The trick is to turn the blades from counterclockwise to clockwise in the fall and keep them at a low speed. There’s usually a switch on the assembly you can reach easily. Now, the blades will push the hot air that’s rising back down into the room.
Another easy thing to look at is the access to vents around your home. If you have the heat coming out of your vents, you want to make sure there is nothing blocking them. This could be a couch, a desk, bureau etc. If you are blocking your vents, the heat is stopped up and the system has to work harder to do the job.
While you’re moving things around, consider some light redecorating, too. Fleece and flannel blankets, for instance can go a long way.

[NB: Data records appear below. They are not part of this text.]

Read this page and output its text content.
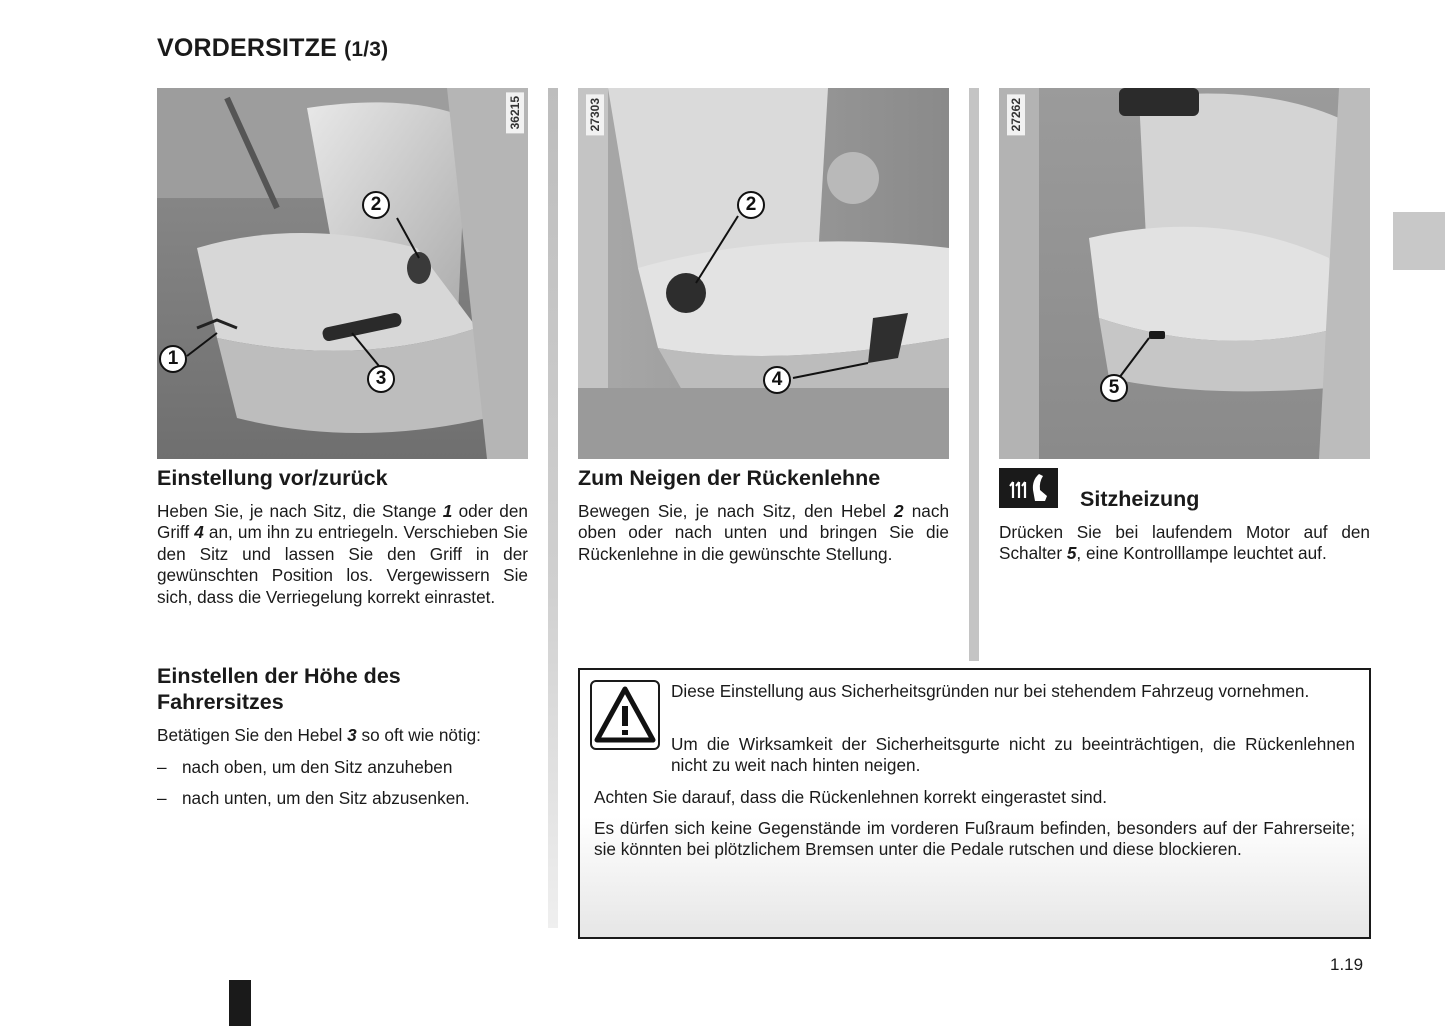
VORDERSITZE (1/3)
36215
2
1
3
27303
2
4
27262
5
Einstellung vor/zurück

Heben Sie, je nach Sitz, die Stange 1 oder den Griff 4 an, um ihn zu entriegeln. Verschieben Sie den Sitz und lassen Sie den Griff in der gewünschten Position los. Vergewissern Sie sich, dass die Verriegelung korrekt einrastet.

Einstellen der Höhe des
Fahrersitzes

Betätigen Sie den Hebel 3 so oft wie nötig:

– nach oben, um den Sitz anzuheben
– nach unten, um den Sitz abzusenken.
Zum Neigen der Rückenlehne

Bewegen Sie, je nach Sitz, den Hebel 2 nach oben oder nach unten und bringen Sie die Rückenlehne in die gewünschte Stellung.

Sitzheizung

Drücken Sie bei laufendem Motor auf den Schalter 5, eine Kontrolllampe leuchtet auf.

Diese Einstellung aus Sicherheitsgründen nur bei stehendem Fahrzeug vornehmen.

Um die Wirksamkeit der Sicherheitsgurte nicht zu beeinträchtigen, die Rückenlehnen nicht zu weit nach hinten neigen.

Achten Sie darauf, dass die Rückenlehnen korrekt eingerastet sind.

Es dürfen sich keine Gegenstände im vorderen Fußraum befinden, besonders auf der Fahrerseite; sie könnten bei plötzlichem Bremsen unter die Pedale rutschen und diese blockieren.

1.19
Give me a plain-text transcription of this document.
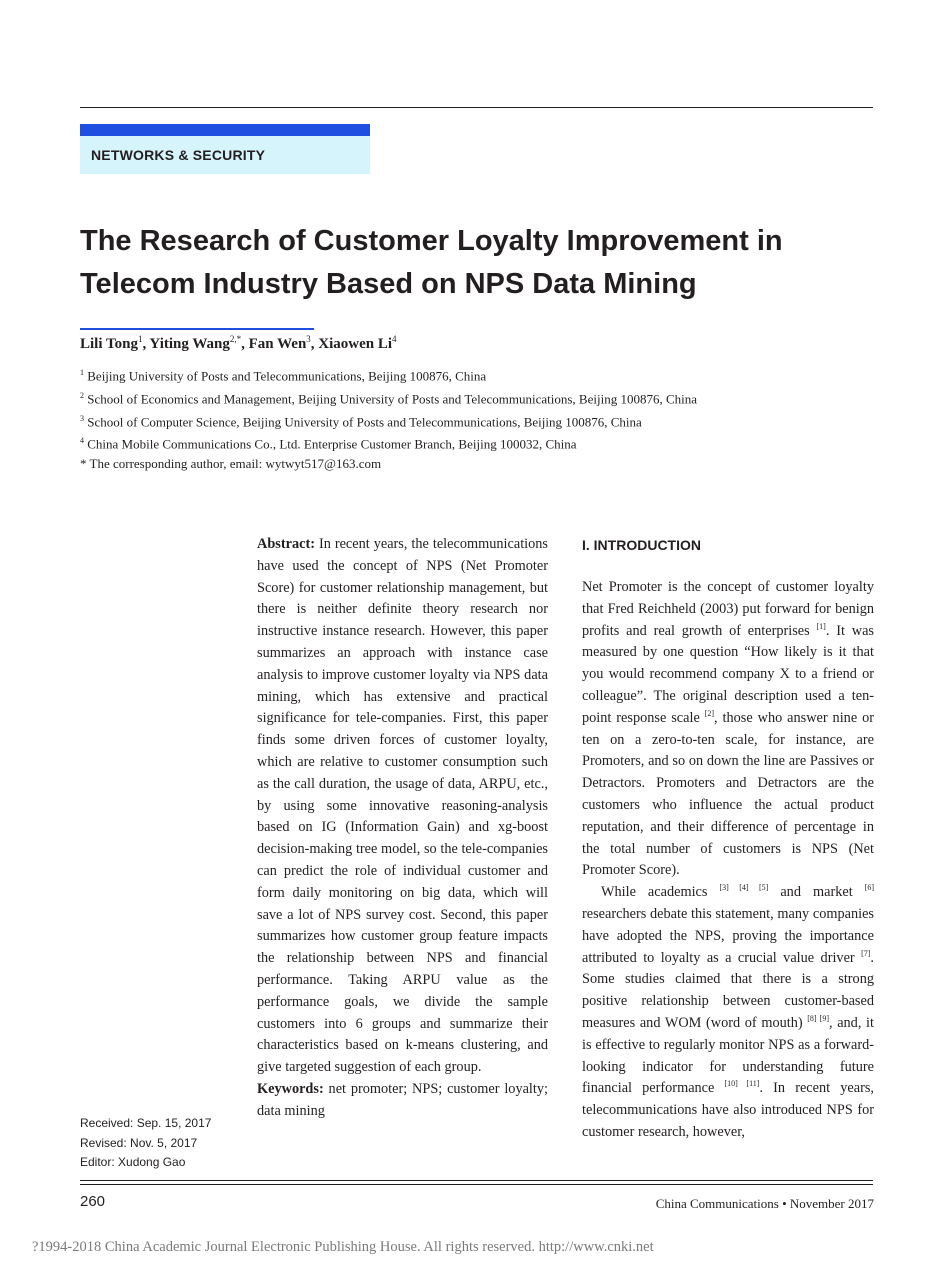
NETWORKS & SECURITY
The Research of Customer Loyalty Improvement in
Telecom Industry Based on NPS Data Mining
Lili Tong$^1$, Yiting Wang$^{2,*}$, Fan Wen$^3$, Xiaowen Li$^4$
$^1$ Beijing University of Posts and Telecommunications, Beijing 100876, China
$^2$ School of Economics and Management, Beijing University of Posts and Telecommunications, Beijing 100876, China
$^3$ School of Computer Science, Beijing University of Posts and Telecommunications, Beijing 100876, China
$^4$ China Mobile Communications Co., Ltd. Enterprise Customer Branch, Beijing 100032, China
* The corresponding author, email: wytwyt517@163.com
Received: Sep. 15, 2017
Revised: Nov. 5, 2017
Editor: Xudong Gao

Abstract: In recent years, the telecommunications have used the concept of NPS (Net Promoter Score) for customer relationship management, but there is neither definite theory research nor instructive instance research. However, this paper summarizes an approach with instance case analysis to improve customer loyalty via NPS data mining, which has extensive and practical significance for tele-companies. First, this paper finds some driven forces of customer loyalty, which are relative to customer consumption such as the call duration, the usage of data, ARPU, etc., by using some innovative reasoning-analysis based on IG (Information Gain) and xg-boost decision-making tree model, so the tele-companies can predict the role of individual customer and form daily monitoring on big data, which will save a lot of NPS survey cost. Second, this paper summarizes how customer group feature impacts the relationship between NPS and financial performance. Taking ARPU value as the performance goals, we divide the sample customers into 6 groups and summarize their characteristics based on k-means clustering, and give targeted suggestion of each group.

Keywords: net promoter; NPS; customer loyalty; data mining

I. INTRODUCTION

Net Promoter is the concept of customer loyalty that Fred Reichheld (2003) put forward for benign profits and real growth of enterprises [1]. It was measured by one question “How likely is it that you would recommend company X to a friend or colleague”. The original description used a ten-point response scale [2], those who answer nine or ten on a zero-to-ten scale, for instance, are Promoters, and so on down the line are Passives or Detractors. Promoters and Detractors are the customers who influence the actual product reputation, and their difference of percentage in the total number of customers is NPS (Net Promoter Score).

While academics [3] [4] [5] and market [6] researchers debate this statement, many companies have adopted the NPS, proving the importance attributed to loyalty as a crucial value driver [7]. Some studies claimed that there is a strong positive relationship between customer-based measures and WOM (word of mouth) [8] [9], and, it is effective to regularly monitor NPS as a forward-looking indicator for understanding future financial performance [10] [11]. In recent years, telecommunications have also introduced NPS for customer research, however,

260	China Communications • November 2017
?1994-2018 China Academic Journal Electronic Publishing House. All rights reserved. http://www.cnki.net
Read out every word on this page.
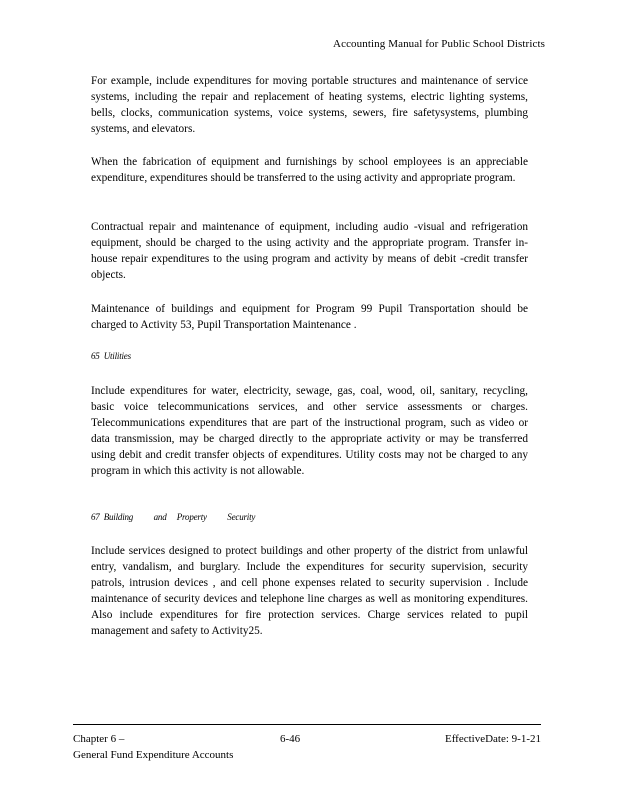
Accounting Manual for Public School Districts

For example, include expenditures for moving portable structures and maintenance of service systems, including the repair and replacement of heating systems, electric lighting systems, bells, clocks, communication systems, voice systems, sewers, fire safetysystems, plumbing systems, and elevators.

When the fabrication of equipment and furnishings by school employees is an appreciable expenditure, expenditures should be transferred to the using activity and appropriate program.

Contractual repair and maintenance of equipment, including audio -visual and refrigeration equipment, should be charged to the using activity and the appropriate program. Transfer in-house repair expenditures to the using program and activity by means of debit -credit transfer objects.

Maintenance of buildings and equipment for Program 99 Pupil Transportation should be charged to Activity 53, Pupil Transportation Maintenance .

Include expenditures for water, electricity, sewage, gas, coal, wood, oil, sanitary, recycling, basic voice telecommunications services, and other service assessments or charges. Telecommunications expenditures that are part of the instructional program, such as video or data transmission, may be charged directly to the appropriate activity or may be transferred using debit and credit transfer objects of expenditures. Utility costs may not be charged to any program in which this activity is not allowable.

Include services designed to protect buildings and other property of the district from unlawful entry, vandalism, and burglary. Include the expenditures for security supervision, security patrols, intrusion devices , and cell phone expenses related to security supervision . Include maintenance of security devices and telephone line charges as well as monitoring expenditures. Also include expenditures for fire protection services. Charge services related to pupil management and safety to Activity25.

65  Utilities
67  Building          and     Property          Security
Chapter 6 –
General Fund Expenditure Accounts
6-46	EffectiveDate: 9-1-21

Hanging some heavy and aesthetically-pleasing blankets can serve as a great decoration, be used to insulate the room, or taken down to cover you up! Drape some blankets and lower your thermostat anywhere from three to ten degrees — a move that can save you up to 10 percent on your heating bill.
Keep Your Heater Serviced
Conserving energy can also happen right at the source of your heat. One of the most common ways an energy bill can skyrocket is when a heating system isn’t running at 100%. If you haven’t had your heater looked at in over a year, there could be things going on inside of it that are preventing optimum efficiency. There could be a blockage in the system, leaks, cracks, etc. Making sure your heating source is running at 100% is the best step you can take when it comes to lowering your heating bills.
Having your heater serviced once a year will cause you to use less energy, and pay less money when your heater is working efficiently. An easy thing you can do all by yourself is change the air filter. This ensures that dust and debris don’t get into your system, and the air travels freely into your home.
After changing your filter, getting a professional to come look at your system is a smart move. A certified technician will clean, lubricate and optimize your heater’s inner components. They’ll also get ahead of off any potential problems that will cost you a lot at once.
If a part is worn down, it’s more likely to break when the system is working hard. You don’t want this part to give out on the coldest days of winter, leaving you waiting for emergency service. Taking care of an issue like that before it becomes a major problem can go a long way toward keeping your energy bills low until the warmth of spring starts to creep back in.